According to panellists, continued investments in technology will continue to benefit the trading industry alongside emphasising the need to remain innovative. 

During a panel discussion on the impact of distributed ledger technology (DLT), panellists from Union Investment, Six Digital Exchange and LedgerEdge provided insights into how the technology has helped transform the way people trade.

Summarising the benefits of DLT, David Nicol, chief executive of LedgerEdge, said: “We use DLT as a tool to give users more control of their data, more nuanced workflows and, in the end, better execution.”

Christopher Hock, head of multi-asset trading at Union Investment, highlighted three key topics that the firm was focusing on in this space. This included: “DLT from an infrastructure perspective, trading traditional assets in a tokenised format and finally, utilising the opportunity to significantly see an expansion of the trader universe.

“Going forward we will have some chances to have non-fungible products which fit into our investment universe to make thing more tradable.”

“This new DLT-based platform allows us to think and develop new user business cases,”

Given developments within the DLT, blockchain and tokenisation space over the last few years, panellists suggested that the industry should maintain a forward-looking approach to allow innovation to continue to exist.

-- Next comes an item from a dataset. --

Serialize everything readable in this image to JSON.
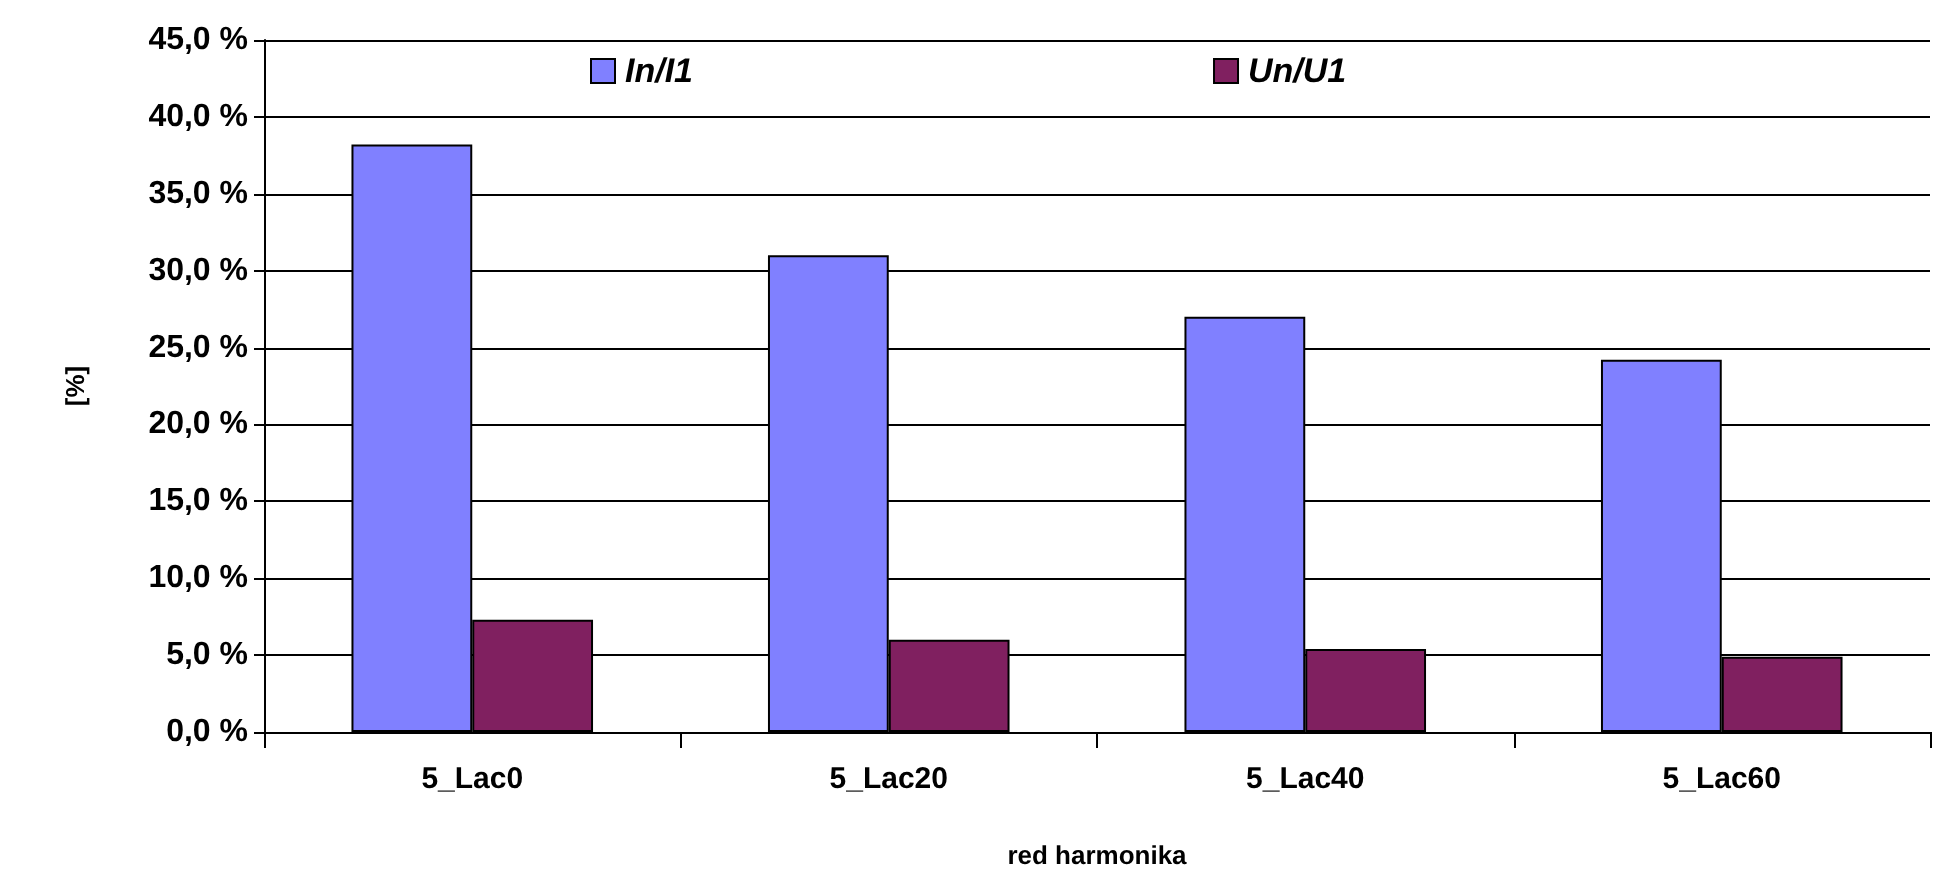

“This new DLT-based platform allows us to think and develop new user business cases,” said Martin Weithofer, head of EMEA sales and relationship management at Six Digital Exchange.

“Market participants should not make the mistake of simply copying and pasting what has been done over the last five years. The next five to ten years will look different and this new technology, this new platform, allows the implementation of much more user business cases.”

Looking at future developments and innovation with this space, Hock mentioned increased focus on a topic which may go live in the next two years – tokenised funds. “At the moment, all our fund products are still based on paper documents which are with a central securities depository (CSD). Going forward we will also consider issuing tokenised funds as well as a non-fungible token at later stage,” said Hock.

“Looking at token economy, we clearly consider this to be a key game changer with a highly disruptive potential and for us it’s really key to be involved in all these developments.”

Echoing Hock’s sentiments on how fund products are still handled manually, Nicol highlighted aims to approach the corporate bond trading market with a fresh perspective.

“We looked at the fact that in 2020, 30-40% of trades were still handled over voice or chat systems, rather than electronically,” said Nicol.

“We thought the corporate bond market was quite standardised. It’s a standard product, there’s a lot of automation potential there, but there’s still this kind of interaction and trust problem that keeps many of the functions very manual, making many of the interactions rather inefficient. We broke it down and we want to give users on both sides of the market a fundamentally better experience.”

Speaking on the importance of continued innovation and development, Hock concluded that “for the last couple of years, technology has been playing a key role in the trading space and without technology, without heavy investments in technology, you can’t run trading successfully regardless of whether you are buy-side or sell-side”.